Cultivating life has been important to me recently. Prior to this year of prayer, I always had some kind of project to direct my energy towards. Whether it was my research, a school project, or even planning an event for my sorority, each project usually involved some kind of problem solving (let's face it, I'm an engineer, so every project had to solve a problem). But now, my environment has changed. I'm not in school, I'm not a leader in any organizations, and I'm not working. My usual sources of projects and cultivating life are purposely not a part of this stage of my life. So I've turned to other creative endeavors like painting, dancing, and ukulele playing. But none of these physically create life. I've found that growing plants and tending flowers is filling that void for me.
I'm also at an age where friends are marrying and having babies.
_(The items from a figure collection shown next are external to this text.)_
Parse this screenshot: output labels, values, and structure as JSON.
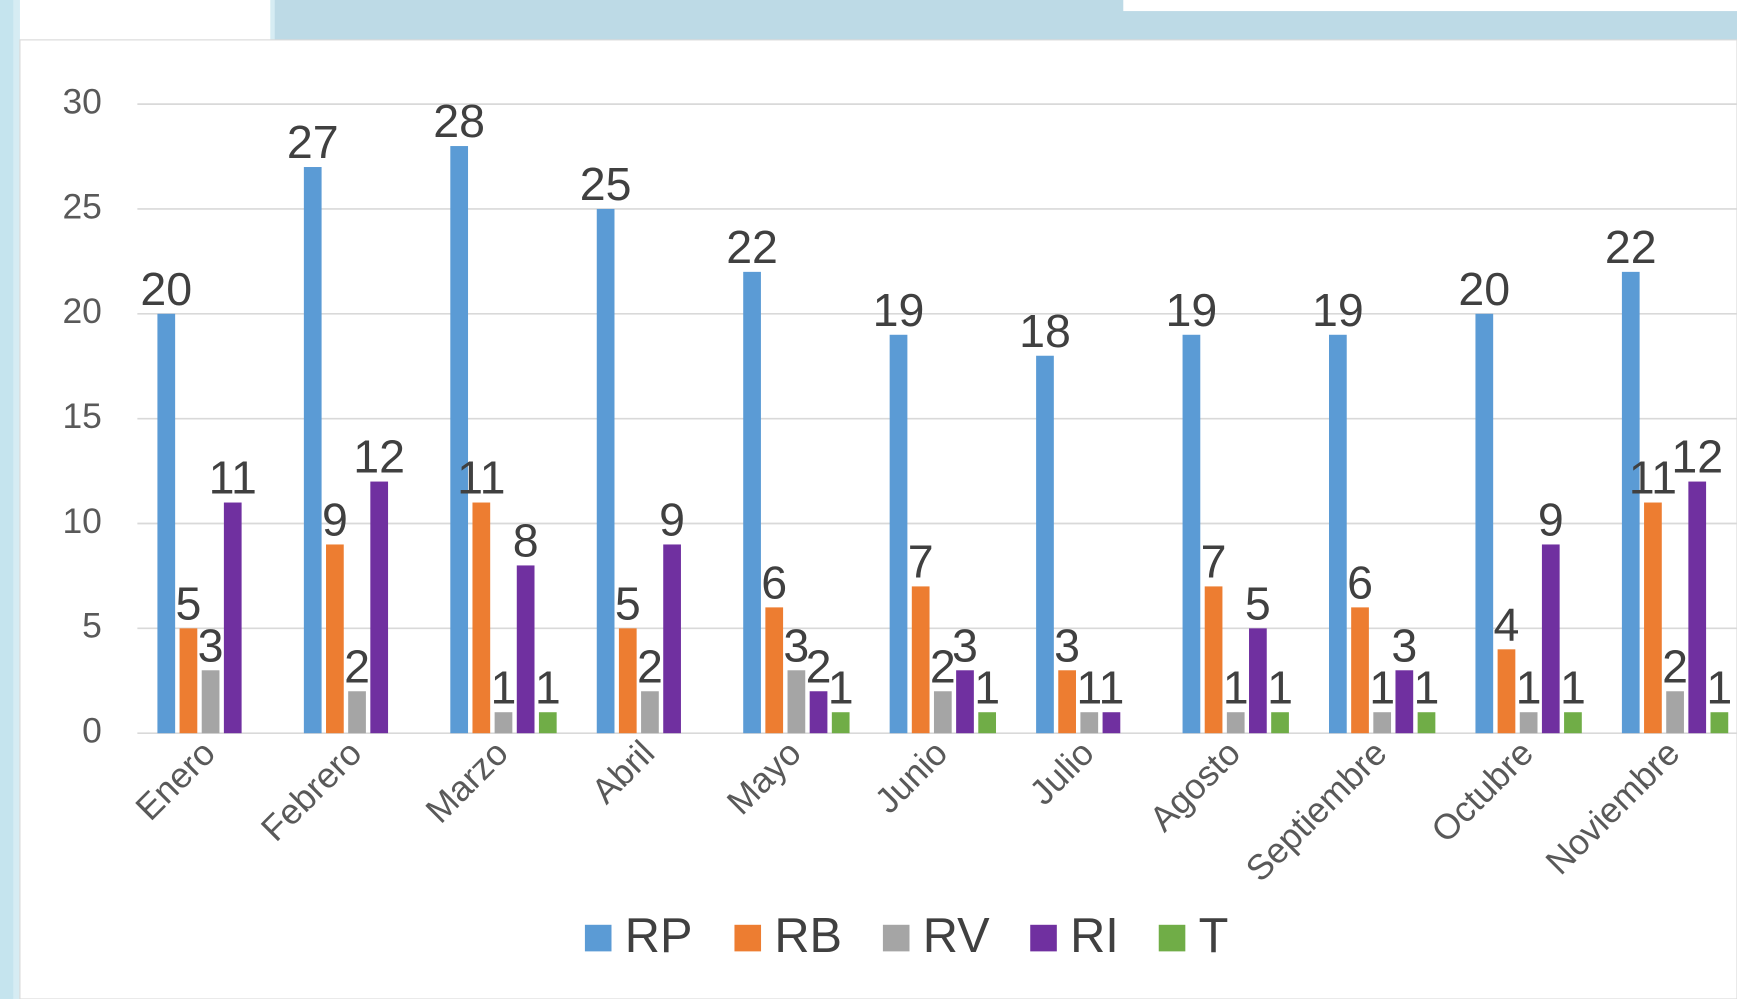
{
  "chart_data": {
    "type": "bar",
    "categories": [
      "Enero",
      "Febrero",
      "Marzo",
      "Abril",
      "Mayo",
      "Junio",
      "Julio",
      "Agosto",
      "Septiembre",
      "Octubre",
      "Noviembre"
    ],
    "series": [
      {
        "name": "RP",
        "color": "#5b9bd5",
        "values": [
          20,
          27,
          28,
          25,
          22,
          19,
          18,
          19,
          19,
          20,
          22
        ]
      },
      {
        "name": "RB",
        "color": "#ed7d31",
        "values": [
          5,
          9,
          11,
          5,
          6,
          7,
          3,
          7,
          6,
          4,
          11
        ]
      },
      {
        "name": "RV",
        "color": "#a5a5a5",
        "values": [
          3,
          2,
          1,
          2,
          3,
          2,
          1,
          1,
          1,
          1,
          2
        ]
      },
      {
        "name": "RI",
        "color": "#7030a0",
        "values": [
          11,
          12,
          8,
          9,
          2,
          3,
          1,
          5,
          3,
          9,
          12
        ]
      },
      {
        "name": "T",
        "color": "#70ad47",
        "values": [
          null,
          null,
          1,
          null,
          1,
          1,
          null,
          1,
          1,
          1,
          1
        ]
      }
    ],
    "ylim": [
      0,
      30
    ],
    "yticks": [
      0,
      5,
      10,
      15,
      20,
      25,
      30
    ],
    "grid": true,
    "legend": "bottom"
  }
}
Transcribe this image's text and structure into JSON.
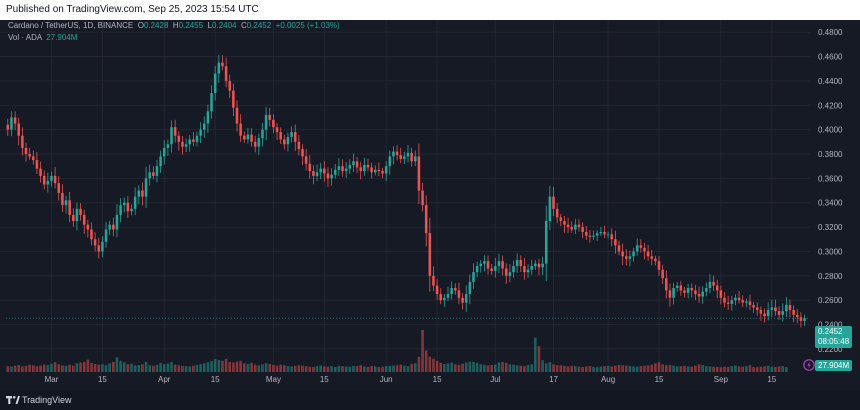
{
  "header": {
    "published": "Published on TradingView.com, Sep 25, 2023 15:54 UTC"
  },
  "legend": {
    "symbol": "Cardano / TetherUS, 1D, BINANCE",
    "o_label": "O",
    "o": "0.2428",
    "h_label": "H",
    "h": "0.2455",
    "l_label": "L",
    "l": "0.2404",
    "c_label": "C",
    "c": "0.2452",
    "change": "+0.0025 (+1.03%)",
    "vol_label": "Vol · ADA",
    "vol": "27.904M"
  },
  "price_tags": {
    "last_price": "0.2452",
    "countdown": "08:05:48",
    "last_volume": "27.904M"
  },
  "footer": {
    "brand": "TradingView"
  },
  "colors": {
    "up": "#26a69a",
    "down": "#ef5350",
    "bg": "#161a25",
    "grid": "#232632",
    "text": "#b2b5be"
  },
  "chart_data": {
    "type": "candlestick",
    "ylim": [
      0.215,
      0.49
    ],
    "y_ticks": [
      "0.2200",
      "0.2400",
      "0.2600",
      "0.2800",
      "0.3000",
      "0.3200",
      "0.3400",
      "0.3600",
      "0.3800",
      "0.4000",
      "0.4200",
      "0.4400",
      "0.4600",
      "0.4800"
    ],
    "y_tick_values": [
      0.22,
      0.24,
      0.26,
      0.28,
      0.3,
      0.32,
      0.34,
      0.36,
      0.38,
      0.4,
      0.42,
      0.44,
      0.46,
      0.48
    ],
    "x_ticks": [
      {
        "label": "Mar",
        "date": "2023-03-01"
      },
      {
        "label": "15",
        "date": "2023-03-15"
      },
      {
        "label": "Apr",
        "date": "2023-04-01"
      },
      {
        "label": "15",
        "date": "2023-04-15"
      },
      {
        "label": "May",
        "date": "2023-05-01"
      },
      {
        "label": "15",
        "date": "2023-05-15"
      },
      {
        "label": "Jun",
        "date": "2023-06-01"
      },
      {
        "label": "15",
        "date": "2023-06-15"
      },
      {
        "label": "Jul",
        "date": "2023-07-01"
      },
      {
        "label": "17",
        "date": "2023-07-17"
      },
      {
        "label": "Aug",
        "date": "2023-08-01"
      },
      {
        "label": "15",
        "date": "2023-08-15"
      },
      {
        "label": "Sep",
        "date": "2023-09-01"
      },
      {
        "label": "15",
        "date": "2023-09-15"
      }
    ],
    "date_range": [
      "2023-02-17",
      "2023-09-25"
    ],
    "close": [
      0.4,
      0.41,
      0.405,
      0.395,
      0.385,
      0.38,
      0.378,
      0.375,
      0.368,
      0.362,
      0.355,
      0.358,
      0.362,
      0.356,
      0.348,
      0.338,
      0.342,
      0.33,
      0.325,
      0.335,
      0.33,
      0.322,
      0.318,
      0.31,
      0.305,
      0.3,
      0.308,
      0.318,
      0.322,
      0.318,
      0.33,
      0.338,
      0.34,
      0.333,
      0.335,
      0.345,
      0.35,
      0.345,
      0.36,
      0.365,
      0.362,
      0.37,
      0.378,
      0.385,
      0.388,
      0.402,
      0.395,
      0.39,
      0.386,
      0.388,
      0.392,
      0.39,
      0.395,
      0.4,
      0.405,
      0.415,
      0.43,
      0.446,
      0.455,
      0.452,
      0.44,
      0.432,
      0.418,
      0.405,
      0.395,
      0.392,
      0.396,
      0.39,
      0.386,
      0.393,
      0.4,
      0.412,
      0.408,
      0.402,
      0.398,
      0.392,
      0.388,
      0.394,
      0.398,
      0.39,
      0.384,
      0.378,
      0.372,
      0.366,
      0.362,
      0.365,
      0.368,
      0.364,
      0.36,
      0.363,
      0.367,
      0.37,
      0.366,
      0.368,
      0.371,
      0.374,
      0.369,
      0.366,
      0.371,
      0.369,
      0.365,
      0.367,
      0.366,
      0.364,
      0.37,
      0.378,
      0.382,
      0.379,
      0.376,
      0.378,
      0.381,
      0.374,
      0.378,
      0.35,
      0.338,
      0.315,
      0.28,
      0.272,
      0.265,
      0.26,
      0.262,
      0.265,
      0.27,
      0.268,
      0.262,
      0.258,
      0.265,
      0.275,
      0.283,
      0.288,
      0.29,
      0.292,
      0.286,
      0.284,
      0.288,
      0.292,
      0.286,
      0.28,
      0.283,
      0.288,
      0.293,
      0.288,
      0.283,
      0.285,
      0.288,
      0.29,
      0.287,
      0.29,
      0.325,
      0.345,
      0.335,
      0.328,
      0.325,
      0.322,
      0.32,
      0.318,
      0.322,
      0.32,
      0.316,
      0.313,
      0.312,
      0.313,
      0.315,
      0.316,
      0.314,
      0.314,
      0.31,
      0.305,
      0.3,
      0.296,
      0.294,
      0.296,
      0.3,
      0.305,
      0.303,
      0.3,
      0.296,
      0.294,
      0.292,
      0.285,
      0.278,
      0.268,
      0.262,
      0.27,
      0.272,
      0.268,
      0.266,
      0.27,
      0.268,
      0.265,
      0.263,
      0.267,
      0.27,
      0.275,
      0.272,
      0.268,
      0.262,
      0.258,
      0.257,
      0.26,
      0.262,
      0.26,
      0.258,
      0.259,
      0.256,
      0.254,
      0.252,
      0.249,
      0.247,
      0.252,
      0.254,
      0.251,
      0.248,
      0.251,
      0.256,
      0.252,
      0.248,
      0.246,
      0.243,
      0.2452
    ],
    "volume_relative": [
      0.42,
      0.38,
      0.45,
      0.5,
      0.4,
      0.44,
      0.52,
      0.48,
      0.41,
      0.46,
      0.53,
      0.49,
      0.58,
      0.7,
      0.55,
      0.48,
      0.44,
      0.52,
      0.46,
      0.62,
      0.68,
      0.73,
      0.88,
      0.64,
      0.58,
      0.52,
      0.55,
      0.48,
      0.62,
      0.72,
      1.05,
      0.8,
      0.68,
      0.55,
      0.6,
      0.48,
      0.5,
      0.55,
      0.72,
      0.48,
      0.45,
      0.5,
      0.65,
      0.55,
      0.6,
      0.7,
      0.52,
      0.48,
      0.44,
      0.42,
      0.4,
      0.45,
      0.5,
      0.56,
      0.62,
      0.7,
      0.78,
      0.92,
      0.85,
      0.8,
      0.95,
      0.72,
      0.68,
      0.74,
      0.8,
      0.62,
      0.58,
      0.66,
      0.52,
      0.48,
      0.55,
      0.62,
      0.58,
      0.5,
      0.45,
      0.52,
      0.48,
      0.42,
      0.4,
      0.44,
      0.48,
      0.46,
      0.42,
      0.38,
      0.36,
      0.42,
      0.46,
      0.4,
      0.38,
      0.42,
      0.36,
      0.44,
      0.42,
      0.4,
      0.38,
      0.44,
      0.42,
      0.48,
      0.4,
      0.36,
      0.42,
      0.4,
      0.35,
      0.38,
      0.42,
      0.44,
      0.46,
      0.48,
      0.52,
      0.45,
      0.42,
      0.58,
      0.62,
      1.08,
      3.0,
      1.55,
      1.1,
      0.95,
      0.8,
      0.66,
      0.58,
      0.62,
      0.68,
      0.55,
      0.5,
      0.6,
      0.68,
      0.74,
      0.72,
      0.66,
      0.55,
      0.52,
      0.48,
      0.5,
      0.52,
      0.68,
      0.72,
      0.64,
      0.55,
      0.52,
      0.48,
      0.45,
      0.42,
      0.5,
      0.55,
      2.45,
      1.85,
      0.85,
      0.62,
      0.7,
      0.55,
      0.5,
      0.48,
      0.44,
      0.4,
      0.45,
      0.42,
      0.38,
      0.36,
      0.4,
      0.42,
      0.36,
      0.34,
      0.38,
      0.42,
      0.44,
      0.4,
      0.45,
      0.5,
      0.48,
      0.46,
      0.44,
      0.4,
      0.38,
      0.42,
      0.45,
      0.48,
      0.52,
      0.62,
      0.7,
      0.55,
      0.48,
      0.5,
      0.45,
      0.4,
      0.42,
      0.44,
      0.4,
      0.38,
      0.45,
      0.55,
      0.5,
      0.42,
      0.4,
      0.38,
      0.36,
      0.34,
      0.38,
      0.36,
      0.42,
      0.46,
      0.4,
      0.38,
      0.42,
      0.48,
      0.36,
      0.34,
      0.38,
      0.4,
      0.44,
      0.38,
      0.36,
      0.4,
      0.42,
      0.35
    ]
  }
}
And there is a desire inside of me to create life too. Since I can't create human life, I am creating plant life and bringing beauty to our yard and home. The flowers give me something to nurture, something to be proud of. I have never spent so much time marveling at the amount of buds on a plant or how fast a shoot has grown. I'm proud and excited to show off the beauty of the flowers or the uniqueness of a new growth to the sisters. In fact, I spent most of memorial day just staring at our hydrangea which were beginning to flower. In the course of the afternoon, I memorized which buds were most open and which part of the plant flowered blue or pink. Spending time with the flowers has become a prayer. Their beauty draws me to quiet and their growth draws me to wonder.
|(a) A taste of my Mom's garden - where it all began, (b/c) the first hydrangea blooms from our backyard - watching life emerge is captivating, (d) Easter flowers in chapel bring beauty to our home.|
Now that I have time to putter in the garden, weeding and watering have become less chores and more loving care for new life. Gardening takes time, more than what it takes to water and weed. Plants speak by how they grow. We, as gardeners, need to listen. A good gardener takes the time to notice the messages flowers send through their petals and leaves. I should know, I watched my mom putter in the garden for 18 years.
Gardening is a chance to cultivate life.
Gardening is a way to care for the earth and for others.
Gardening brings color to our world.
Gardening teaches me to listen and pray.
What desires are stirring in you? How can you cultivate life? What new life is begging to be watered? What are the flowers in your life telling you, through their petals and leaves?